Artifacts land under /tmp/doctor_frankentui/e2e/failure_<ts>/.

Run triage

python3 ./scripts/doctor_frankentui_replay_triage.py \ --run-root /tmp/doctor_frankentui/e2e/failure_<ts> \ --max-signals 8

Follow the pointers

For each severity-2 signal, open its first pointers[] entry. That’s almost always the event where reality diverged from expectation.

# JSON pointer form: meta/events.jsonl#L4812 sed -n '4805,4820p' meta/events.jsonl | jq .

Grep the broader context

Cross-reference with the grep recipes in evidence grep patterns — the event right before the failure is usually the cause.

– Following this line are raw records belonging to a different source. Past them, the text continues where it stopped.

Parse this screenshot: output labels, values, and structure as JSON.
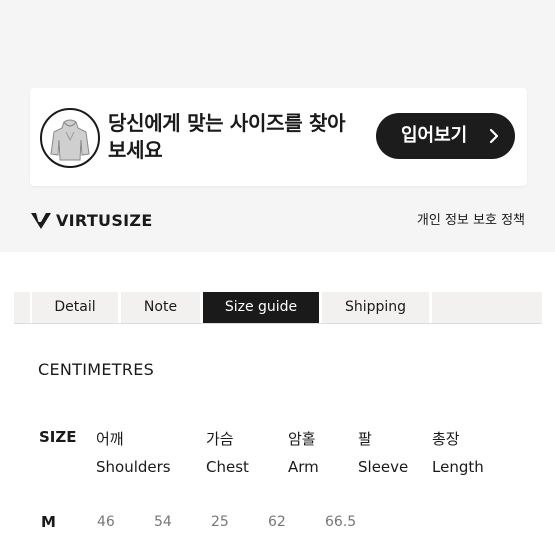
{
  "banner": {
    "avatar_icon": "hoodie-icon",
    "headline_line1": "당신에게 맞는 사이즈를 찾아",
    "headline_line2": "보세요",
    "try_button_label": "입어보기",
    "try_button_icon": "chevron-right-icon"
  },
  "footer_bar": {
    "logo_icon": "virtusize-v-icon",
    "brand": "VIRTUSIZE",
    "privacy_link": "개인 정보 보호 정책"
  },
  "tabs": {
    "items": [
      {
        "label": "Detail"
      },
      {
        "label": "Note"
      },
      {
        "label": "Size guide"
      },
      {
        "label": "Shipping"
      }
    ],
    "active": "Size guide"
  },
  "size_guide": {
    "unit": "CENTIMETRES",
    "size_header": "SIZE",
    "columns": [
      {
        "kr": "어깨",
        "en": "Shoulders"
      },
      {
        "kr": "가슴",
        "en": "Chest"
      },
      {
        "kr": "암홀",
        "en": "Arm"
      },
      {
        "kr": "팔",
        "en": "Sleeve"
      },
      {
        "kr": "총장",
        "en": "Length"
      }
    ],
    "rows": [
      {
        "size": "M",
        "values": [
          "46",
          "54",
          "25",
          "62",
          "66.5"
        ]
      }
    ]
  },
  "colors": {
    "dark": "#1a1a1a",
    "tab_bg": "#f3f1ef",
    "panel_bg": "#f5f5f5",
    "muted_value": "#777777"
  }
}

Reproduce with a shadow-run

Once you have a hypothesis, reproduce it as a shadow-run scenario: two lanes (before / after your fix), same seed, same events, frame checksums must match. If they match, you have a regression test.

Pitfalls

Triage is not a fix. Signals point at where reality diverged from expectation — that’s the symptom, not always the root cause. The root cause is often several events earlier; scan the timeline backwards from the first severity-2 signal.

Missing events.jsonl. If the child process crashed before emitting any event, triage has nothing to say. In that case start from logs/<step>.stderr.log and meta/command_manifest.txt — see artifacts troubleshooting.

--max-signals caps the compact output, not the JSON report. The JSON report always contains every signal the script found. Use it for archival; use the compact form for human scanning.